С этой безутешной мольбой, орошаемой горючими слезами, бедная Зита и уснула.
За обеденным столом, накрытым белой скатертью, присутствовали все члены семьи, кроме Зиты.
Второй день она была заперта в своей комнате.
Раму несколько раз в день подходил к закрытым дверям и глубоко вздыхал. Он очень любил девушку. Переживал за нее. Но что мог он сделать? Он всего-навсего слуга, раб, а быть рабом у таких злых и невежественных людей – сущий ад.
Шейла – деспотичная пустышка, Каушалья – взбалмошная, подлая и лицемерная, жадная и грубая женщина, добравшаяся до чужого богатства и возомнившая себя царицей; Ранджит – известно – проходимец и приживальщик, хоть и щеголяет английским костюмом и привычками, но издевается над слугами, как истинно восточный деспот.
Каждый божий день Раму срезал лучшую розу из гюлистана Рао, отца Зиты, и приносил ей, чтобы она прикалывала цветок к своим чудным волосам. Он часто рассказывал ей об ее отце и ее матери, Лолите. О том, какие это были благородные и образованные люди. Рао был истинным, дважды рожденным брахманом.
Под сенью родительского дома, на солнечном берегу, у лодок, стоявших у причала, в тени салового леса и смоковниц, вырос прекрасный сын брахмана, юный сокол Рао.
Солнце покрывало загаром его тело при купаниях, при священных омовениях, при жертвенных обрядах.
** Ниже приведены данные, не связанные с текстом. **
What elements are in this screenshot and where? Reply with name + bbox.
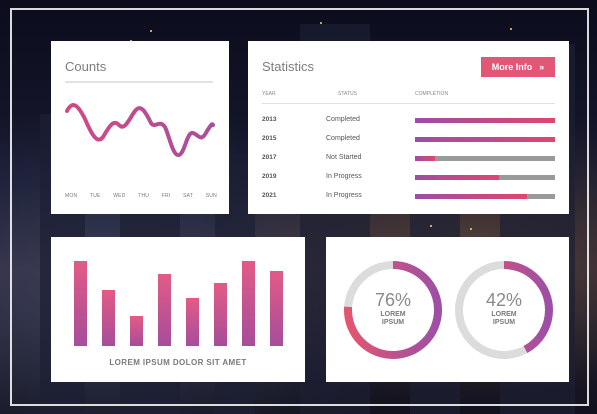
header-divider: [262, 103, 555, 104]
completion-fill: [415, 118, 555, 123]
row-status: Not Started: [326, 154, 362, 161]
column-header-completion: COMPLETION: [415, 91, 449, 97]
day-label: WED: [113, 193, 126, 199]
more-info-button[interactable]: More Info »: [481, 57, 555, 77]
table-row: 2019 In Progress: [248, 173, 569, 192]
row-year: 2021: [262, 192, 277, 199]
completion-bar: [415, 175, 555, 180]
table-row: 2021 In Progress: [248, 192, 569, 211]
completion-bar: [415, 156, 555, 161]
bar: [186, 298, 199, 346]
bar: [270, 271, 283, 346]
counts-line: [65, 103, 215, 157]
donut-label-2: 42% LOREM IPSUM: [454, 290, 554, 327]
row-year: 2019: [262, 173, 277, 180]
row-year: 2017: [262, 154, 277, 161]
completion-bar: [415, 118, 555, 123]
donut-label-1: 76% LOREM IPSUM: [343, 290, 443, 327]
row-year: 2015: [262, 135, 277, 142]
donut-sub-2: IPSUM: [492, 319, 516, 326]
donut-charts-card: 76% LOREM IPSUM 42% LOREM IPSUM: [326, 237, 569, 382]
counts-line-chart: [65, 103, 215, 157]
row-status: Completed: [326, 135, 360, 142]
bar: [74, 261, 87, 346]
donut-percent: 42%: [485, 290, 523, 310]
completion-bar: [415, 137, 555, 142]
table-row: 2015 Completed: [248, 135, 569, 154]
bar: [214, 282, 227, 346]
row-status: In Progress: [326, 192, 362, 199]
row-status: In Progress: [326, 173, 362, 180]
statistics-card: Statistics More Info » YEAR STATUS COMPL…: [248, 41, 569, 214]
donut-sub-2: IPSUM: [381, 319, 405, 326]
more-info-label: More Info: [491, 62, 533, 72]
day-label: SAT: [183, 193, 194, 199]
bar-chart-card: LOREM IPSUM DOLOR SIT AMET: [51, 237, 305, 382]
day-label: FRI: [161, 193, 171, 199]
day-label: MON: [65, 193, 78, 199]
donut-sub-1: LOREM: [380, 311, 406, 318]
column-header-status: STATUS: [338, 91, 357, 97]
completion-fill: [415, 137, 555, 142]
row-status: Completed: [326, 116, 360, 123]
day-label: SUN: [205, 193, 217, 199]
column-header-year: YEAR: [262, 91, 276, 97]
donut-percent: 76%: [374, 290, 412, 310]
bar: [158, 274, 171, 346]
completion-fill: [415, 194, 527, 199]
day-label: THU: [138, 193, 150, 199]
counts-card: Counts MON TUE WED THU FRI SAT SUN: [51, 41, 229, 214]
row-year: 2013: [262, 116, 277, 123]
statistics-title: Statistics: [262, 59, 315, 74]
bar-chart-caption: LOREM IPSUM DOLOR SIT AMET: [109, 358, 247, 367]
table-row: 2017 Not Started: [248, 154, 569, 173]
bar: [130, 315, 143, 346]
donut-sub-1: LOREM: [491, 311, 517, 318]
completion-bar: [415, 194, 555, 199]
completion-fill: [415, 156, 435, 161]
table-row: 2013 Completed: [248, 116, 569, 135]
double-chevron-down-icon: »: [539, 61, 545, 72]
day-label: TUE: [89, 193, 101, 199]
bar: [242, 261, 255, 346]
completion-fill: [415, 175, 499, 180]
counts-day-labels: MON TUE WED THU FRI SAT SUN: [65, 193, 217, 199]
bar: [102, 289, 115, 346]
Светлые мысли вливались в его черные очи в манговой роще, при песнях матери, при поучениях мудрого отца.
Он упражнялся со своим другом-сверстником в словесных состязаниях, в искусстве созерцания с целью самоуглубления. Он уже мог беззвучно произносить слово «Ом», наделенное магической силой триады, отождествляющей мир богов: Брахма, Вишну, Шива.
Уже в глубине своего существа он познавал Атмана – вселенскую душу, – непреходящего, со вселенной единого.
Сердце отца наполнялось радостью при виде сына; великого мудреца и священнослужителя предвидел он в нем, князя среди брахманов.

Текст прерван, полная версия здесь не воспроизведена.